Page 1 of 1
Multi GPU
Posted: Sun Sep 15, 2019 4:27 pm
by orkblutt
Hello all,
I'm trying to use faceswap on a 6 GPU (6 x nVidia 1070 - 8GB)with a i7 9th gen CPU and 24GB of RAM.
The results are really strange. Here the average speeds while changing GPU numbers on training with a batch size of 100:
1 GPU: 2.5 iterations / s
2 GPU: 1.2 iterations /s
3 GPU: 0.4 iterations / s
4 GPU: process hanging
5 GPU: idem
6 GPU: even not tested ...
I wasn't expecting that kind of results. Any clue about what's hapening here ?
Regards,
Orkblutt
Re: Multi GPU
Posted: Sun Sep 15, 2019 11:06 pm
by bryanlyon
Iterations will be the same (or slower) but you need to increase the batch size so the egs/sec will be higher.
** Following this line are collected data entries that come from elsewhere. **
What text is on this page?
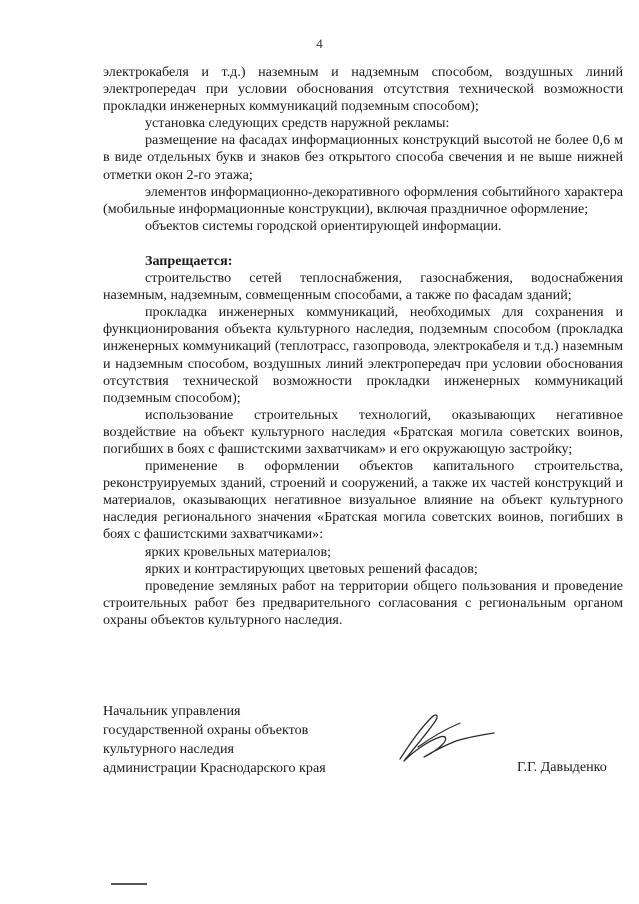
4

электрокабеля и т.д.) наземным и надземным способом, воздушных линий электропередач при условии обоснования отсутствия технической возможности прокладки инженерных коммуникаций подземным способом);

установка следующих средств наружной рекламы:

размещение на фасадах информационных конструкций высотой не более 0,6 м в виде отдельных букв и знаков без открытого способа свечения и не выше нижней отметки окон 2-го этажа;

элементов информационно-декоративного оформления событийного характера (мобильные информационные конструкции), включая праздничное оформление;

объектов системы городской ориентирующей информации.

Запрещается:

строительство сетей теплоснабжения, газоснабжения, водоснабжения наземным, надземным, совмещенным способами, а также по фасадам зданий;

прокладка инженерных коммуникаций, необходимых для сохранения и функционирования объекта культурного наследия, подземным способом (прокладка инженерных коммуникаций (теплотрасс, газопровода, электрокабеля и т.д.) наземным и надземным способом, воздушных линий электропередач при условии обоснования отсутствия технической возможности прокладки инженерных коммуникаций подземным способом);

использование строительных технологий, оказывающих негативное воздействие на объект культурного наследия «Братская могила советских воинов, погибших в боях с фашистскими захватчикам» и его окружающую застройку;

применение в оформлении объектов капитального строительства, реконструируемых зданий, строений и сооружений, а также их частей конструкций и материалов, оказывающих негативное визуальное влияние на объект культурного наследия регионального значения «Братская могила советских воинов, погибших в боях с фашистскими захватчиками»:

ярких кровельных материалов;

ярких и контрастирующих цветовых решений фасадов;

проведение земляных работ на территории общего пользования и проведение строительных работ без предварительного согласования с региональным органом охраны объектов культурного наследия.

Начальник управления
государственной охраны объектов
культурного наследия
администрации Краснодарского края	Г.Г. Давыденко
Essentially multiply your BS by the number of GPUs used.
There is some loss from syncronizing the GPUs, and you'll also have losses due to less bandwidth avaiable per GPU so you wont see linear growth.
Re: Multi GPU
Posted: Mon Sep 16, 2019 1:42 pm
by orkblutt
Hi Bryan,
thank you for these explanations. I'll try this evening.
By the way what Egs/s stand for ?
All the best,
Orkblutt
Re: Multi GPU
Posted: Mon Sep 16, 2019 2:04 pm
by bryanlyon
Examples/sec
Basically how many images are trained in a second.
Re: Multi GPU
Posted: Mon May 18, 2020 8:04 am
by koroep
So if I understood this correctly, multiple GPU are only useful when increasing the batch size, right?
In the training guide the following is stated:
Higher batch sizes will train faster, but will lead to higher generalization. Lower batch sizes will train slower, but will distinguish differences between faces better. Adjusting the batch size at various stages of training can help.
So basically you can achieve better results using lower batch sizes, it will only be slower? Has someone experimented with the different batch sizes and could perhaps offer some guidance how long you should train with different batch sizes to get the optimal results? Of course this might be affected by number of things but any idea what the baseline might be?
Re: Multi GPU
Posted: Mon May 18, 2020 6:37 pm
by bryanlyon
Yes, experimentation has been done. We recommend using the largest batch size you can until you're not seeing any improvements, then you can do a fit train at a lower batch size. See other discussions here on how to do fit training.